Daily Reflection – Apr 30, 2017
Sunday 30 April 2017
First Reading: Acts 2:14, 22-33
Lord, you will show us the path of life.
Psalm 16:1-2, 5, 7-8, 9-10, 11
Second Reading: 1 Peter 1:17-21
Gospel Reading: Luke 24:13-35
Today’s Note: Third Sunday of Easter
That very day, the first day of the week,
two of Jesus’ disciples were going
to a village seven miles from Jerusalem called Emmaus,
and they were conversing about all the things that had occurred.
And it happened that while they were conversing and debating,
Jesus himself drew near and walked with them,
but their eyes were prevented from recognizing him.
He asked them,
“What are you discussing as you walk along?”
They stopped, looking downcast.
One of them, named Cleopas, said to him in reply,
“Are you the only visitor to Jerusalem
who does not know of the things
that have taken place there in these days?”
And he replied to them, “What sort of things?”
They said to him,
“The things that happened to Jesus the Nazarene,
who was a prophet mighty in deed and word
before God and all the people,
how our chief priests and rulers both handed him over
to a sentence of death and crucified him.
But we were hoping that he would be the one to redeem Israel;
and besides all this,
it is now the third day since this took place.
Some women from our group, however, have astounded us:
they were at the tomb early in the morning
and did not find his body;
they came back and reported
that they had indeed seen a vision of angels
who announced that he was alive.
Then some of those with us went to the tomb
and found things just as the women had described,
but him they did not see.”
And he said to them, “Oh, how foolish you are!
How slow of heart to believe all that the prophets spoke!
Was it not necessary that the Christ should suffer these things
and enter into his glory?”
Then beginning with Moses and all the prophets,
he interpreted to them what referred to him
in all the Scriptures.
As they approached the village to which they were going,
he gave the impression that he was going on farther.
But they urged him, “Stay with us,
for it is nearly evening and the day is almost over.”
So he went in to stay with them.
And it happened that, while he was with them at table,
he took bread, said the blessing,
broke it, and gave it to them.
With that their eyes were opened and they recognized him,
but he vanished from their sight.
Then they said to each other,
“Were not our hearts burning within us
while he spoke to us on the way and opened the Scriptures to us?”
So they set out at once and returned to Jerusalem
where they found gathered together
the eleven and those with them who were saying,
“The Lord has truly been raised and has appeared to Simon!”
Then the two recounted
what had taken place on the way
and how he was made known to them in the breaking of bread.
Their eyes were opened and they recognized him. (Luke 24:31)
Don’t you wish you could have been there when Cleopas and his friend were walking to Emmaus?

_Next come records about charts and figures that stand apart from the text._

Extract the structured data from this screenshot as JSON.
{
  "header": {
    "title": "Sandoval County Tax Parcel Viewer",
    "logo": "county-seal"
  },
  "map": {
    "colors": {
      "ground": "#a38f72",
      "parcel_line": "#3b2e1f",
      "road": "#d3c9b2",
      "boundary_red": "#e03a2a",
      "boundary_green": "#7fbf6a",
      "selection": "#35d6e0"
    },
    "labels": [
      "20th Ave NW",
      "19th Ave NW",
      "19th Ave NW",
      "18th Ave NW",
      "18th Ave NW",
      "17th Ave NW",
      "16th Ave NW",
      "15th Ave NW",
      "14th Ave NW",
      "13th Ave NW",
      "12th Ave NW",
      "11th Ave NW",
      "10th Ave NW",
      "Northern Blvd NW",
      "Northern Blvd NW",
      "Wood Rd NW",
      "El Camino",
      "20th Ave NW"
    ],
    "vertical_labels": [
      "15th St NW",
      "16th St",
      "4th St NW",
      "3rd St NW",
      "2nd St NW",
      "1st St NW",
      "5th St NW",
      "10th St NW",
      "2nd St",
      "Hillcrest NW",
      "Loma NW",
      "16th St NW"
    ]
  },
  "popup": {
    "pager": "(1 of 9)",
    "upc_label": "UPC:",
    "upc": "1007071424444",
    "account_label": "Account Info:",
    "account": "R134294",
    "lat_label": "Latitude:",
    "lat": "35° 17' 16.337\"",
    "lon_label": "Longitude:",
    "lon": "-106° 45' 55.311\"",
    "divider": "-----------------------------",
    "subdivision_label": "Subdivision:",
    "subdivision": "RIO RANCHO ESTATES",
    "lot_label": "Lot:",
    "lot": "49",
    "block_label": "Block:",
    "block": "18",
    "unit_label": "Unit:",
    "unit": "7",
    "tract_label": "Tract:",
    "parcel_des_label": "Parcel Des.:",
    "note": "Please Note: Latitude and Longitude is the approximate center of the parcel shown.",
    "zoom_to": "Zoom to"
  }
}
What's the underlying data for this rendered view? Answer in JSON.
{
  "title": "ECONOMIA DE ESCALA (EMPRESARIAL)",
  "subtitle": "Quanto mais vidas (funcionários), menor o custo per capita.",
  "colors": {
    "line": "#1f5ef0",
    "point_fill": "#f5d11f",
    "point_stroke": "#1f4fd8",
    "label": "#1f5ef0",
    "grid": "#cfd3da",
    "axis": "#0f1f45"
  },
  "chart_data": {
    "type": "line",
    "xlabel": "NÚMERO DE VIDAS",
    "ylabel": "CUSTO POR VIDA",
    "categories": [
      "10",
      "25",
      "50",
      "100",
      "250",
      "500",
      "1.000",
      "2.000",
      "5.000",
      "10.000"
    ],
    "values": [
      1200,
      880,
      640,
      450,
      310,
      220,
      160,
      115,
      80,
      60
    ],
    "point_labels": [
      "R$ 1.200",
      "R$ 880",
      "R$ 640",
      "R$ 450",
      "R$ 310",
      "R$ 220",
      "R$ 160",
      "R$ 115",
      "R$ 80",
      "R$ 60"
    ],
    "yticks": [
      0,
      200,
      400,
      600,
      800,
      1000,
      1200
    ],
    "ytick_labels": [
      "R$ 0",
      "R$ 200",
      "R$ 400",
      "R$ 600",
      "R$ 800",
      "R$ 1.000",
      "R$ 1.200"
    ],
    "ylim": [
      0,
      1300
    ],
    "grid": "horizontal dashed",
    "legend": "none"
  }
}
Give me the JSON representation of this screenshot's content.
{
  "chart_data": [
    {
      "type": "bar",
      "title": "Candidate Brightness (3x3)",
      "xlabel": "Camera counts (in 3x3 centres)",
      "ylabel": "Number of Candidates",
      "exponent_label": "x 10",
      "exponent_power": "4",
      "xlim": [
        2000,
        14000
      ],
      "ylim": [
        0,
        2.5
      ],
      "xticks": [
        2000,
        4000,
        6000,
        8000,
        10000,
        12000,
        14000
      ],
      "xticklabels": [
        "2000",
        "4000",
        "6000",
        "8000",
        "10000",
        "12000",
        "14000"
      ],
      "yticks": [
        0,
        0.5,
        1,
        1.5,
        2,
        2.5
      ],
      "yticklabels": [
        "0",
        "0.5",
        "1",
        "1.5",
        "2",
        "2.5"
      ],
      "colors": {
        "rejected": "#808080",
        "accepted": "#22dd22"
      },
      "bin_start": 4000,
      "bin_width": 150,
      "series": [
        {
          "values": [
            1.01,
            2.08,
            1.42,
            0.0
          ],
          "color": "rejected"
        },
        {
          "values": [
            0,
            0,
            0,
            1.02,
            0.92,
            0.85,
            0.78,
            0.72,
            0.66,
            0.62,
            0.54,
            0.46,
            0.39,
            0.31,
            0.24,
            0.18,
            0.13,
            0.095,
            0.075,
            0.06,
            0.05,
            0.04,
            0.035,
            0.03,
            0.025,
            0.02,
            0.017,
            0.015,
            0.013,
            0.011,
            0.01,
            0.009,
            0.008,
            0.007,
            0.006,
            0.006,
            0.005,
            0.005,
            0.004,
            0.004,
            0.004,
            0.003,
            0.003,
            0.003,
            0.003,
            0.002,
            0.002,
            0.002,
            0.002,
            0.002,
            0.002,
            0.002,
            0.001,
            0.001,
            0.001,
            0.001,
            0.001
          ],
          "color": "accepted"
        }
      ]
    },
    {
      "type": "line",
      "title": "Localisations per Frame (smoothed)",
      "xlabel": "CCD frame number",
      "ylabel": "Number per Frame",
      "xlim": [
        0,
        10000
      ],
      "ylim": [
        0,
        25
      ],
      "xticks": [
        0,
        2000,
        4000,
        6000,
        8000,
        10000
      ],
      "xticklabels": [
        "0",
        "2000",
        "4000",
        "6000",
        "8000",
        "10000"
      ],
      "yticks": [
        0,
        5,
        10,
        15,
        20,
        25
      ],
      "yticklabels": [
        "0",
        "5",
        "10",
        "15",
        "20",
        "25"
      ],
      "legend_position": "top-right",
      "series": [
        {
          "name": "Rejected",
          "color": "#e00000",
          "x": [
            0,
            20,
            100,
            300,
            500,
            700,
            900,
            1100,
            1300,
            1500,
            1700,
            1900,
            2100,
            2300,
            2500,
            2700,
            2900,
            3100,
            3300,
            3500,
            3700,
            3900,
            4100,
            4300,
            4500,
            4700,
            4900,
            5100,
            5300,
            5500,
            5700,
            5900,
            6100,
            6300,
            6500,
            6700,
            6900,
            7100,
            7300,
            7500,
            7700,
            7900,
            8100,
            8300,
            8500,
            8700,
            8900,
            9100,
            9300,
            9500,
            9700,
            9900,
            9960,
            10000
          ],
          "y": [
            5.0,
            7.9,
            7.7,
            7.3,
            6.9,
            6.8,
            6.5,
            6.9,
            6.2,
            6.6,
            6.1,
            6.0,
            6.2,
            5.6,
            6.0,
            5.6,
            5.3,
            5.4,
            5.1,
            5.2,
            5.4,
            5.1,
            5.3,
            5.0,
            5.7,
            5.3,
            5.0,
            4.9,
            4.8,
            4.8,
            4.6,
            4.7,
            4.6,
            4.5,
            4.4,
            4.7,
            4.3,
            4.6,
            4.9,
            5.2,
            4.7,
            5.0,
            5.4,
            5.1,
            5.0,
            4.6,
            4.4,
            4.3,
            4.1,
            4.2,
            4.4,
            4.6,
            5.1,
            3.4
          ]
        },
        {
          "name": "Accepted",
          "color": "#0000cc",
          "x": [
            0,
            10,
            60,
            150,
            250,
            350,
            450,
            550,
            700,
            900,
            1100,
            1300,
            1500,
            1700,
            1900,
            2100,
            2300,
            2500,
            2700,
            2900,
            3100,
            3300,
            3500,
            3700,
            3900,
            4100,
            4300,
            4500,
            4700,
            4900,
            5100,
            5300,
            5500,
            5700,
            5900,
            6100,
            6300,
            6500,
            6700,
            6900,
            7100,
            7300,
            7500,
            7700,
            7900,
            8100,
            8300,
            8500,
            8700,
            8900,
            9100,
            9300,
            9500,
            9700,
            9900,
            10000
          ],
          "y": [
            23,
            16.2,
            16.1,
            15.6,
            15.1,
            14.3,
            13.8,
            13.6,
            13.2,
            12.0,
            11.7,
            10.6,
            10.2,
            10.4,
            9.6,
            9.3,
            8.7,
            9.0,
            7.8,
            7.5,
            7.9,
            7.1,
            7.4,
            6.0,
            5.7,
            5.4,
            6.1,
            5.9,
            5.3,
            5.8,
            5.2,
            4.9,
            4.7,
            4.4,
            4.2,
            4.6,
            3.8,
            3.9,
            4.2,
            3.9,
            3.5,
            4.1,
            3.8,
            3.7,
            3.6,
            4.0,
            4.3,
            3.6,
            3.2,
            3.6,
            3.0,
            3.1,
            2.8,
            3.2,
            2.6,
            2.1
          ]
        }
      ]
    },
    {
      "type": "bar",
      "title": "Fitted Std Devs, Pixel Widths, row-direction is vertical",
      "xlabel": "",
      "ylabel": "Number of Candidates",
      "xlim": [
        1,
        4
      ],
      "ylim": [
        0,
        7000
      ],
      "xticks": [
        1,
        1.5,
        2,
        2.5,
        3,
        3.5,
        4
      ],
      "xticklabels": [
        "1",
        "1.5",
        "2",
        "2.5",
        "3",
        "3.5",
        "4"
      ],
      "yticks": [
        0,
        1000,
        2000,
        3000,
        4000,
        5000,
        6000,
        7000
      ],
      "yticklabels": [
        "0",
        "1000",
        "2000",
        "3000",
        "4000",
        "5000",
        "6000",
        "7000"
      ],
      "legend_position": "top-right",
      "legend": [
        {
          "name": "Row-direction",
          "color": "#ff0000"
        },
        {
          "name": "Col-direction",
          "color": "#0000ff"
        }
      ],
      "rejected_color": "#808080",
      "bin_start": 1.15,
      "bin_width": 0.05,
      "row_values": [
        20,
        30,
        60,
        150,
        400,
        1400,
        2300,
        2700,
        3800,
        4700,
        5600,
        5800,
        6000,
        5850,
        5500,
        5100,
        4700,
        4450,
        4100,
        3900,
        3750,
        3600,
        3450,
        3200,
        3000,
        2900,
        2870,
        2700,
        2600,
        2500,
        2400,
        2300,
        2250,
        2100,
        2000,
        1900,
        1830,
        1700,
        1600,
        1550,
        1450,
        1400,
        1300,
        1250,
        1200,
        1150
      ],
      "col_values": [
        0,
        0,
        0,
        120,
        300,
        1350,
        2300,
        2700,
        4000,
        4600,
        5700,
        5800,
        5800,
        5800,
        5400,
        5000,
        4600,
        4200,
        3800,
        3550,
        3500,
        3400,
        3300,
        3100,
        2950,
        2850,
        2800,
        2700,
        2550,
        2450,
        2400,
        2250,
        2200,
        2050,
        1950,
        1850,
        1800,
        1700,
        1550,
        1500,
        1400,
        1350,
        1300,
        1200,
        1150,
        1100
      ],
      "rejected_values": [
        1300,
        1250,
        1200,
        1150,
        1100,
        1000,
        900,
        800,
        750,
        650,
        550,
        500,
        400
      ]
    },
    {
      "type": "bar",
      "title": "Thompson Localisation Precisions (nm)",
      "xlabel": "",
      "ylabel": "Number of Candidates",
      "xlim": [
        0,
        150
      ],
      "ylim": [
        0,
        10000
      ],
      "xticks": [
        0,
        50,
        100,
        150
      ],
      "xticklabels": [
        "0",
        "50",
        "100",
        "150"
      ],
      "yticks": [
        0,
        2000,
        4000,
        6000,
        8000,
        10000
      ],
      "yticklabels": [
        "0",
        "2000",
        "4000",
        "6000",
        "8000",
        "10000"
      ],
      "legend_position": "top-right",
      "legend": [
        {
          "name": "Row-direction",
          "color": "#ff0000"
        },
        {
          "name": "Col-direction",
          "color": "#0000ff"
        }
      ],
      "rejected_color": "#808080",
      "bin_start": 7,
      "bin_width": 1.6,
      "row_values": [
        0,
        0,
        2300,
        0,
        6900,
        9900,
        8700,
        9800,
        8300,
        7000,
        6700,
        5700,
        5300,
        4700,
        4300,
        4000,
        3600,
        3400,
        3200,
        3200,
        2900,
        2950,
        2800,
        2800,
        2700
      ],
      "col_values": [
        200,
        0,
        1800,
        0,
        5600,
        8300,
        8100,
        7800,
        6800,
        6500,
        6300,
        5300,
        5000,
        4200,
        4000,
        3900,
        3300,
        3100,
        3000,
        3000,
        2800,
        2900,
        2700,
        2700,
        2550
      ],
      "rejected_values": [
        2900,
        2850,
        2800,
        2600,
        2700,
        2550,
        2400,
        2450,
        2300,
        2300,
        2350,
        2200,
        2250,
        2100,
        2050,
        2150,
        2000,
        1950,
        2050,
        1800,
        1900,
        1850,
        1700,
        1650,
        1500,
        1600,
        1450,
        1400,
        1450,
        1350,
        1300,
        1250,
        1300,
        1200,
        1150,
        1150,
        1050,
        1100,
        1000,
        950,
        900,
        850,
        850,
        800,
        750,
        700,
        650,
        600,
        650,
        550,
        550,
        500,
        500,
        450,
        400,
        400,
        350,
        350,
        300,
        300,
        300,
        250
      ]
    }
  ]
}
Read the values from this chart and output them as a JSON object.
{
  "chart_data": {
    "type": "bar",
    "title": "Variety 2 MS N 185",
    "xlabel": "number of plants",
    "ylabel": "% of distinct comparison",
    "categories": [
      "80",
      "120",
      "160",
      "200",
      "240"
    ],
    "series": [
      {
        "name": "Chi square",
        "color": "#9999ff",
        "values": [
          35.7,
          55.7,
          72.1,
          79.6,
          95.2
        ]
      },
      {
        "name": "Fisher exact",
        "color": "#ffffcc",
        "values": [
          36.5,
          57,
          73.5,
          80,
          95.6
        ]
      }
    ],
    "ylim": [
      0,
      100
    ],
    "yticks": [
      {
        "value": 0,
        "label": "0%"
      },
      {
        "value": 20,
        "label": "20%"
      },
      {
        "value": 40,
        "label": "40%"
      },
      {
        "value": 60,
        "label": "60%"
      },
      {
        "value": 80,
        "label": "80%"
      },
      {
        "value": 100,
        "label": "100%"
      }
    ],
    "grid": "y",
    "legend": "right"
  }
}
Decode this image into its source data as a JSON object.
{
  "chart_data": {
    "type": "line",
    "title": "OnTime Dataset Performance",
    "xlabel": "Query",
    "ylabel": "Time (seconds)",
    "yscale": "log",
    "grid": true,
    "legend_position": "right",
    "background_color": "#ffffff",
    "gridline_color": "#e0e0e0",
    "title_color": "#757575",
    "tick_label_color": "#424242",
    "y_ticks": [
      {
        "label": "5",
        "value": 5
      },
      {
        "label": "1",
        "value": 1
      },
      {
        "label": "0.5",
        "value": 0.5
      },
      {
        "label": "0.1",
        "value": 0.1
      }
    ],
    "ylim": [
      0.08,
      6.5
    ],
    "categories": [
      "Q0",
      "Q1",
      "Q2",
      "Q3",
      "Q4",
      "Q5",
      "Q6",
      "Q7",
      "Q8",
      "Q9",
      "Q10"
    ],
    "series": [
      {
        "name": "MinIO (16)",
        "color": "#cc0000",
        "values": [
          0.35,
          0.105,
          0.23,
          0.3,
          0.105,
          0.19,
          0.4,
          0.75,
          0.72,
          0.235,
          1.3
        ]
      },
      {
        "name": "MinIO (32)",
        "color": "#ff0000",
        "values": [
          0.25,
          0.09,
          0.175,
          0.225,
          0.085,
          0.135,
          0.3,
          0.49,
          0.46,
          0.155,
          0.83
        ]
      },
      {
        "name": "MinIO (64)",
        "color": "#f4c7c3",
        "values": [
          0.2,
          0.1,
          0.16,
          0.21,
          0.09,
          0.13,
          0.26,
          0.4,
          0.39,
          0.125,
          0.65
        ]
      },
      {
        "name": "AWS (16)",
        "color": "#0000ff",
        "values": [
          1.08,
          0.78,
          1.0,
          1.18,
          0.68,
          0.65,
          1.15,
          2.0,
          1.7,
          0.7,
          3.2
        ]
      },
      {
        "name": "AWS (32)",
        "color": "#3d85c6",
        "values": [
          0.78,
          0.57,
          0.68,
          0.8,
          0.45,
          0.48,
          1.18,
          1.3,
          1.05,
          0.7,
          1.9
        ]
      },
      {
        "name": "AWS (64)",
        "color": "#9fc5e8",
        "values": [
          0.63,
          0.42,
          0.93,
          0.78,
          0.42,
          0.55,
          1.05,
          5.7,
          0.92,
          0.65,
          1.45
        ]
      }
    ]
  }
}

Wouldn’t it have been exciting to hear Jesus interpreting the Scriptures and to see the look in their eyes when they recognized him in the breaking of the bread?
Well, in a sense, we can be there. Even today, two thousand years after his resurrection, Jesus’ word can cause our hearts to burn and bring us to the place where we recognize him. How is this possible? Because the Scriptures do more than teach us about Jesus—they reveal him to us!
As many times as we hear the Scriptures read at Mass, it’s good to be reminded that they aren’t just words on a page. As St. Paul taught, they are “living and effective, sharper than any two-edged sword” (Hebrews 4:12). Inspired by God, they are filled with his presence. They have the Spirit’s own power to bring us his wisdom, peace, and joy. All it takes is listening with faith.
Cleopas and his friend had to walk a long way with Jesus before they recognized him, and sometimes we do too. So be patient with yourself. When you hear the Scriptures proclaimed at Mass, try to imagine that you are there in the middle of the action—in Galilee, in Jerusalem, or wherever the story takes place. Imagine that you can hear Jesus speaking to you. Put aside distractions, and listen for what he may want to say to you personally.
You may not “hear” anything right away. You may not hear anything at all! But that’s okay because the Holy Spirit is still at work in you, just as he was working with the Emmaus disciples every step of their journey. He is always pouring out his grace, even when you can’t feel it. All you have to do is try your best to keep an open heart. Over time, you will recognize him.
“Holy Spirit, help me to recognize Jesus in his word today. Lord, let your word touch my heart so that you can use me for your glory!”